Water can be really hard on finished plaster.
From ugly stains to peeling paint to sagging ceilings, you have a problem bigger than aesthetics alone.
So, the obvious first step is to find the source of the water intrusion and fix that. Only then does it make any sense to proceed with the plaster repair.
In my experience, there are several common sources for leaks.
Plumbing leaks. If you can fix plumbing, you are ahead of the game. Otherwise, bring a professional in and get it done right. This may result in a hole or series of holes in your plaster. This can be disheartening, but they are not all that difficult to repair.
Roof leaks. There is hardly an old house that hasn’t been visited by this accident one or more times. Usually it is the ceiling where the damage shows up. If you are lucky, you may only have some stains or a little peeling paint. But you may also have a larger problem, like pronounced sagging.
Water coming through the walls. When an exterior wall is masonry, like stone or brick, it can happen that water will wick through the wall and into the plaster coat on the inside. So you get bubbling of paint and powdering of the plaster, maybe even loosening of some of the veneer coat (outermost plaster layer).
Sometimes the root of the problem is defective rain gutters spilling water onto the wall. On wood framed walls, water can leak in around windows sometimes, showing up as stains, flaking, etc.
Now, about remedies.
First of all, as a do it yourselfer, you can do a perfectly adequate job of repairing your plaster using drywall compound and drywall tape.

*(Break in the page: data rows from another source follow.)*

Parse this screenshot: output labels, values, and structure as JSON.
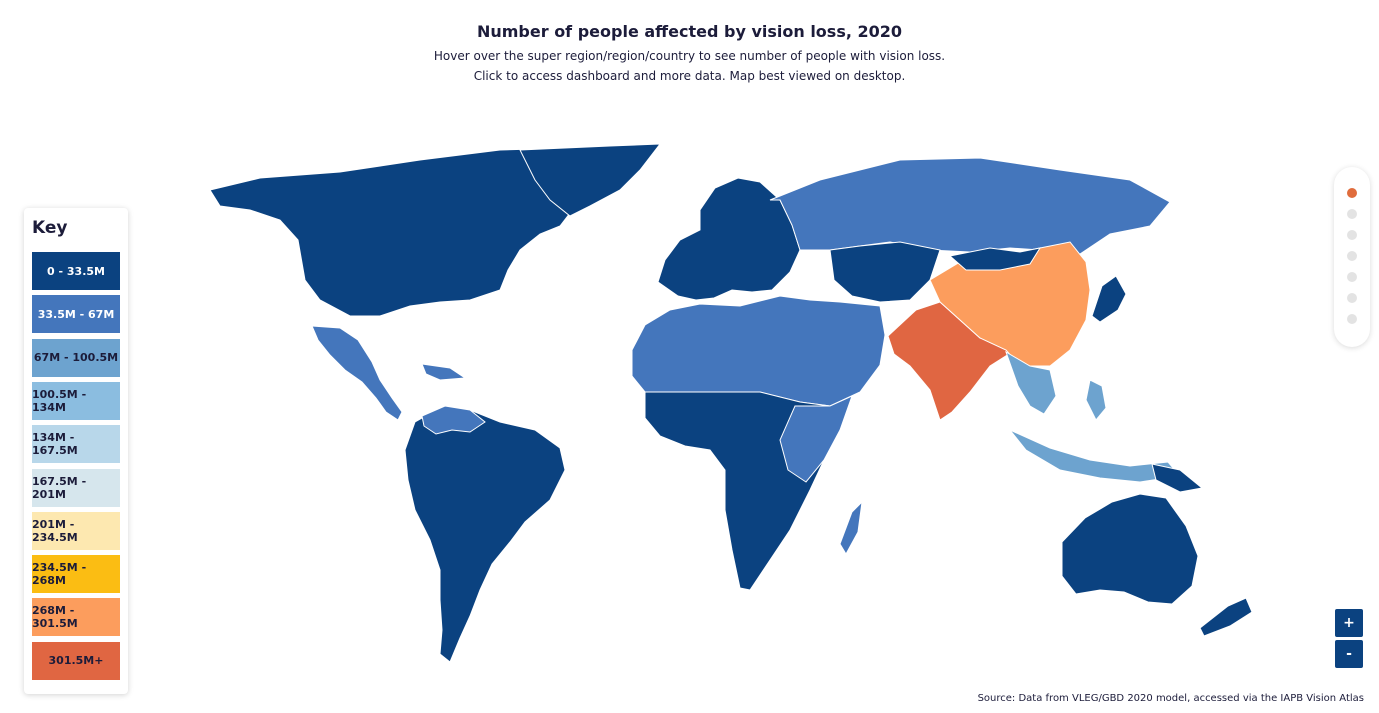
{
  "header": {
    "title": "Number of people affected by vision loss, 2020",
    "subtitle_line1": "Hover over the super region/region/country to see number of people with vision loss.",
    "subtitle_line2": "Click to access dashboard and more data. Map best viewed on desktop."
  },
  "key": {
    "title": "Key",
    "items": [
      {
        "label": "0 - 33.5M",
        "color": "#0b4280",
        "text_color": "#ffffff"
      },
      {
        "label": "33.5M - 67M",
        "color": "#4476bc",
        "text_color": "#ffffff"
      },
      {
        "label": "67M - 100.5M",
        "color": "#6da3cf",
        "text_color": "#1c1c3a"
      },
      {
        "label": "100.5M - 134M",
        "color": "#8bbde0",
        "text_color": "#1c1c3a"
      },
      {
        "label": "134M - 167.5M",
        "color": "#b8d7ea",
        "text_color": "#1c1c3a"
      },
      {
        "label": "167.5M - 201M",
        "color": "#d6e6ed",
        "text_color": "#1c1c3a"
      },
      {
        "label": "201M - 234.5M",
        "color": "#fde8b0",
        "text_color": "#1c1c3a"
      },
      {
        "label": "234.5M - 268M",
        "color": "#fbbd13",
        "text_color": "#1c1c3a"
      },
      {
        "label": "268M - 301.5M",
        "color": "#fc9d5d",
        "text_color": "#1c1c3a"
      },
      {
        "label": "301.5M+",
        "color": "#e06642",
        "text_color": "#1c1c3a"
      }
    ]
  },
  "map": {
    "no_data_color": "#d9d9d9",
    "regions": [
      {
        "name": "North America",
        "bin": "0 - 33.5M",
        "color": "#0b4280"
      },
      {
        "name": "Central America & Caribbean",
        "bin": "33.5M - 67M",
        "color": "#4476bc"
      },
      {
        "name": "South America",
        "bin": "0 - 33.5M",
        "color": "#0b4280"
      },
      {
        "name": "Europe",
        "bin": "0 - 33.5M",
        "color": "#0b4280"
      },
      {
        "name": "Russia & Central Asia",
        "bin": "33.5M - 67M",
        "color": "#4476bc"
      },
      {
        "name": "North Africa & Middle East",
        "bin": "33.5M - 67M",
        "color": "#4476bc"
      },
      {
        "name": "Sub-Saharan Africa",
        "bin": "0 - 33.5M",
        "color": "#0b4280"
      },
      {
        "name": "South Asia",
        "bin": "301.5M+",
        "color": "#e06642"
      },
      {
        "name": "East Asia",
        "bin": "268M - 301.5M",
        "color": "#fc9d5d"
      },
      {
        "name": "Southeast Asia",
        "bin": "67M - 100.5M",
        "color": "#6da3cf"
      },
      {
        "name": "Oceania",
        "bin": "0 - 33.5M",
        "color": "#0b4280"
      }
    ]
  },
  "navigation": {
    "dots": [
      {
        "name": "dot-1",
        "active": true
      },
      {
        "name": "dot-2",
        "active": false
      },
      {
        "name": "dot-3",
        "active": false
      },
      {
        "name": "dot-4",
        "active": false
      },
      {
        "name": "dot-5",
        "active": false
      },
      {
        "name": "dot-6",
        "active": false
      },
      {
        "name": "dot-7",
        "active": false
      }
    ]
  },
  "zoom": {
    "in_label": "+",
    "out_label": "-"
  },
  "source": "Source: Data from VLEG/GBD 2020 model, accessed via the IAPB Vision Atlas"
}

If you do it right, and you have dealt properly with the water sources, your plaster repair will last. You really don’t need plaster to repair plaster.
You can use all-purpose drywall mud, or “hot mud,” a setting type compound that is tougher than regular mud. With hot mud, mix small batches. When you have completed one step, clean your tools and pan thoroughly before you mix a new batch.
Stains and peeling paint are simple to remedy. Scrape or wire brush the area, and then wipe down with a damp sponge or cloth. You have to remove all scaling material and powder. When that has dried thouroughly, paint on a stainkiller to lock in the stain and provide a tight surface for the compound to stick to.
Apply paper drywall tape to any cracks and give them two successive coats, at a minimum.
Larger holes require backing. If there is no place to fasten a patch, you have to put in backing. 1 X 4 boards or plywood strips can be screwed in place and thin drywall screwed to it. Shim if necessary first so the drywall is level with the surrounding plaster. Fill around the edges with hot mud and tape the whole perimeter. Skim coat the taped edges until all is flat.
If the plaster is sagging, you will have to remove it and replace it with thin drywall as described above. Over wood lath, this is pretty easy. If your plaster is the kind with gypsum style plaster lath, and more than the veneer coat is sagging, saw out the sagged area and replace with drywall, etc.
On exterior masonry walls, the water problem may be solved by a thorough cleaning first, then the application of a special sealer. It might be good to consult with a professional. Replace any defective gutters. Then, inside, scrape all loose/powdered plaster. Wipe off dust, etc. Dampen depressions and fill with one or more coats of hot mud as needed.
If you can repair your damaged plaster yourself, you have gained valuable experience and saved yourself money in the process. And … you get to admire your handiwork!